TCP Speed Estimator — Palletizing Robot (160 kg)
Tool-point linear speed of a palletizing robot (160 kg) from joint angular speed and working radius (v = ω·r).
Pallet builders care about cases-per-minute, and at 110°/s with long links the TCP moves fast between stack and pickup. The limit is usually case stability in the gripper under acceleration — compute TCP speed, then derate for what the load can survive.
Formula
Note: Planning-level engineering estimate — final robot selection, guarding layout and risk assessment must follow the integrator's calculations and a documented ISO 12100/10218 risk assessment.
Tool-point linear speed of a palletizing robot (160 kg) from joint angular speed and working radius (v = ω·r). A free industrial robot kinematics & cell design tool — no sign-up, no upload, instant results in your browser.
About TCP Speed Estimator — Palletizing Robot (160 kg)
TCP Speed Estimator — Palletizing Robot (160 kg) computes the governing relationship v = ω·r (ω in rad/s) live as you type. Pallet builders care about cases-per-minute, and at 110°/s with long links the TCP moves fast between stack and pickup. The limit is usually case stability in the gripper under acceleration — compute TCP speed, then derate for what the load can survive. Defaults are pre-filled with realistic values for this exact scenario, and the worked example substitutes your numbers step by step so the math is never a black box.
How to use TCP Speed Estimator — Palletizing Robot (160 kg)
- 1Enter your values — Joint speed, Working radius, Path derating (sensible defaults are pre-filled).
- 2Read the live results: TCP speed (ceiling), Realistic path speed, Tip speed.
- 3Check the "with your numbers" line to see v = ω·r (ω in rad/s) substituted step by step.
- 4Adjust inputs until the scenario matches yours, then copy or share the result.
Why use TCP Speed Estimator — Palletizing Robot (160 kg)?

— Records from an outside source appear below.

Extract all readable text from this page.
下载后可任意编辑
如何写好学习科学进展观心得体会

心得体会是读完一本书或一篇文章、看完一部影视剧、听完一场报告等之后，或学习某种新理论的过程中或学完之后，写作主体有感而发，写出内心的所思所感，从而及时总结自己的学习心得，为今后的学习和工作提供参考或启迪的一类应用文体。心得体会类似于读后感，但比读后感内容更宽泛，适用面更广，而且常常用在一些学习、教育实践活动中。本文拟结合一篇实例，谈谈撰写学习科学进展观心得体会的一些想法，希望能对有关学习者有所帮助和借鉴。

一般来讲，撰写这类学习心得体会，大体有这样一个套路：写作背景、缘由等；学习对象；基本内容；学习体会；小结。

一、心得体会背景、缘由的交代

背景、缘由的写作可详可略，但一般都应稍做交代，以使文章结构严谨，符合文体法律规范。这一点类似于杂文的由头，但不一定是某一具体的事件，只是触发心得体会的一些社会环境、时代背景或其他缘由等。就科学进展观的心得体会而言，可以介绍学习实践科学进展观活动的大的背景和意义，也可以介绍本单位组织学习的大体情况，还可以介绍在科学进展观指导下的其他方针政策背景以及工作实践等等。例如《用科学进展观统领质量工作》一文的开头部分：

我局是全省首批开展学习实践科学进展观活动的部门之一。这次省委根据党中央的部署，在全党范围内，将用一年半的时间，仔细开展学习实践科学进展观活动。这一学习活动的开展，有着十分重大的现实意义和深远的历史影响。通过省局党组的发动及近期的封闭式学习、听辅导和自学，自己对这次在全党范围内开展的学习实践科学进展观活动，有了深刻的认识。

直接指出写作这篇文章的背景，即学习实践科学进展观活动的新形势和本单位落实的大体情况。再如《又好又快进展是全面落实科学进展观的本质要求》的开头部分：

- ✓Instant, free and private — every calculation runs client-side in your browser; nothing is uploaded
- ✓Built on the stated formula v = ω·r (ω in rad/s) with authoritative sources cited on the page (Siciliano & Khatib (eds.), Springer Handbook of Robotics, 2nd ed.; ISO 9283 — Manipulating industrial robots: performance criteria)

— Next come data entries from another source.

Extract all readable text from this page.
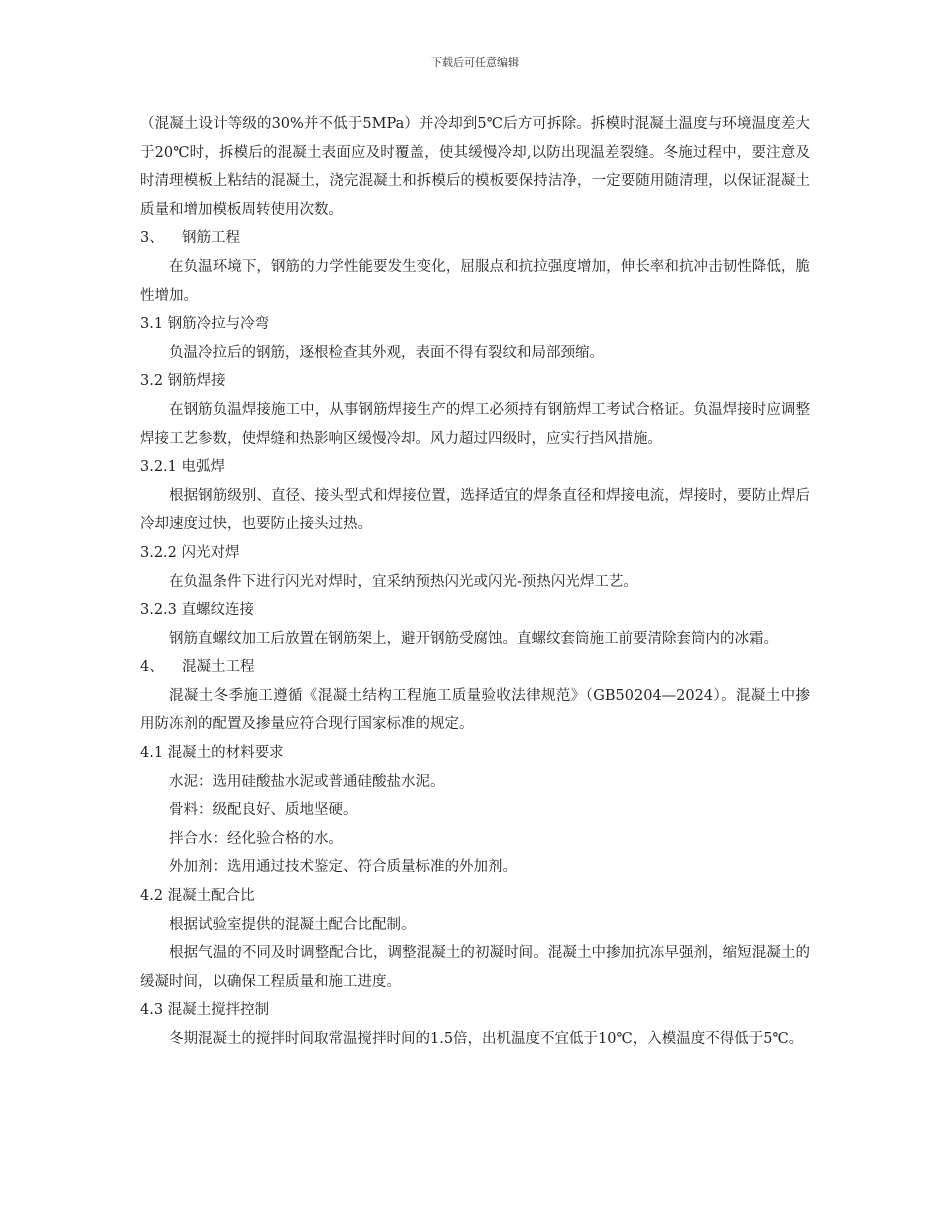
下载后可任意编辑

（混凝土设计等级的30%并不低于5MPa）并冷却到5℃后方可拆除。拆模时混凝土温度与环境温度差大于20℃时，拆模后的混凝土表面应及时覆盖，使其缓慢冷却,以防出现温差裂缝。冬施过程中，要注意及时清理模板上粘结的混凝土，浇完混凝土和拆模后的模板要保持洁净，一定要随用随清理，以保证混凝土质量和增加模板周转使用次数。

3、 钢筋工程

在负温环境下，钢筋的力学性能要发生变化，屈服点和抗拉强度增加，伸长率和抗冲击韧性降低，脆性增加。

3.1 钢筋冷拉与冷弯

负温冷拉后的钢筋，逐根检查其外观，表面不得有裂纹和局部颈缩。

3.2 钢筋焊接

在钢筋负温焊接施工中，从事钢筋焊接生产的焊工必须持有钢筋焊工考试合格证。负温焊接时应调整焊接工艺参数，使焊缝和热影响区缓慢冷却。风力超过四级时，应实行挡风措施。

3.2.1 电弧焊

根据钢筋级别、直径、接头型式和焊接位置，选择适宜的焊条直径和焊接电流，焊接时，要防止焊后冷却速度过快，也要防止接头过热。

3.2.2 闪光对焊

在负温条件下进行闪光对焊时，宜采纳预热闪光或闪光-预热闪光焊工艺。

3.2.3 直螺纹连接

钢筋直螺纹加工后放置在钢筋架上，避开钢筋受腐蚀。直螺纹套筒施工前要清除套筒内的冰霜。

4、 混凝土工程

混凝土冬季施工遵循《混凝土结构工程施工质量验收法律规范》（GB50204—2024）。混凝土中掺用防冻剂的配置及掺量应符合现行国家标准的规定。

4.1 混凝土的材料要求

水泥：选用硅酸盐水泥或普通硅酸盐水泥。

骨料：级配良好、质地坚硬。

拌合水：经化验合格的水。

外加剂：选用通过技术鉴定、符合质量标准的外加剂。

4.2 混凝土配合比

根据试验室提供的混凝土配合比配制。

根据气温的不同及时调整配合比，调整混凝土的初凝时间。混凝土中掺加抗冻早强剂，缩短混凝土的缓凝时间，以确保工程质量和施工进度。

4.3 混凝土搅拌控制

冬期混凝土的搅拌时间取常温搅拌时间的1.5倍，出机温度不宜低于10℃，入模温度不得低于5℃。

- ✓Pallet builders care about cases-per-minute, and at 110°/s with long links the TCP moves fast between stack and pickup.

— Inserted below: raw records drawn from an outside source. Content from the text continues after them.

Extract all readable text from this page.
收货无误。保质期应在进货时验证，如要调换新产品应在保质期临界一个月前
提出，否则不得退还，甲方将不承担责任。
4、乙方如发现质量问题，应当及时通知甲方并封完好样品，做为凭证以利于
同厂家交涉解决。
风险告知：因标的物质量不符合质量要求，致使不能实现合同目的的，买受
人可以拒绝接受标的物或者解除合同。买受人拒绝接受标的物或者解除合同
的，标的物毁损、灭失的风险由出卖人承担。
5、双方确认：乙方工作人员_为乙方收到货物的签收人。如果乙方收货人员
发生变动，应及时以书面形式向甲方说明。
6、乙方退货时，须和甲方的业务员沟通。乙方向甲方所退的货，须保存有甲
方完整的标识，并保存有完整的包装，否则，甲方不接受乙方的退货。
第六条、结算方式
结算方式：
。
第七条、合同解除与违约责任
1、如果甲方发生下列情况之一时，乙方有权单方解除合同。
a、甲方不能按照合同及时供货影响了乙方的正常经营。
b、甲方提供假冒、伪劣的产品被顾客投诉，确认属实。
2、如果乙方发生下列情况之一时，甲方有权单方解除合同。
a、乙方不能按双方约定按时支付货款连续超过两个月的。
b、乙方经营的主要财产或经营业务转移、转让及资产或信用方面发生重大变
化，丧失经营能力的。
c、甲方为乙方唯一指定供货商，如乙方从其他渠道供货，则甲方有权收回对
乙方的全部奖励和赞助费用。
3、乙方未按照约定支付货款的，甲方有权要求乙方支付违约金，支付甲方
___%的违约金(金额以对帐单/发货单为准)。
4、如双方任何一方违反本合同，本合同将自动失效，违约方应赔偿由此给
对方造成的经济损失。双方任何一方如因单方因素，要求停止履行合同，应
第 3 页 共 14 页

- ✓SI ⇄ Imperial toggle converts your inputs in place, so you can work in the units your drawings use
Frequently asked questions
What formula does the tcp speed estimator — palletizing robot (160 kg) use?+
It evaluates v = ω·r (ω in rad/s), exactly as published. Sources: Siciliano & Khatib (eds.), Springer Handbook of Robotics, 2nd ed.; ISO 9283 — Manipulating industrial robots: performance criteria. The substituted worked example on the page lets you verify every step against the textbook.
How should I read the result — and how far can I trust it?+
Pallet builders care about cases-per-minute, and at 110°/s with long links the TCP moves fast between stack and pickup. Planning-level engineering estimate — final robot selection, guarding layout and risk assessment must follow the integrator's calculations and a documented ISO 12100/10218 risk assessment.
When is this calculator the right tool for the job?+
Tool-point linear speed of a palletizing robot (160 kg) from joint angular speed and working radius (v = ω·r). A free industrial robot kinematics & cell design tool. The limit is usually case stability in the gripper under acceleration — compute TCP speed, then derate for what the load can survive. For neighbouring scenarios, the related tools below cover the same engine with different presets.
Does it support both metric and imperial units?+
Yes — the SI ⇄ Imperial toggle converts the values already in the fields, preserving the physical quantity, so you can flip mid-calculation without re-entering anything.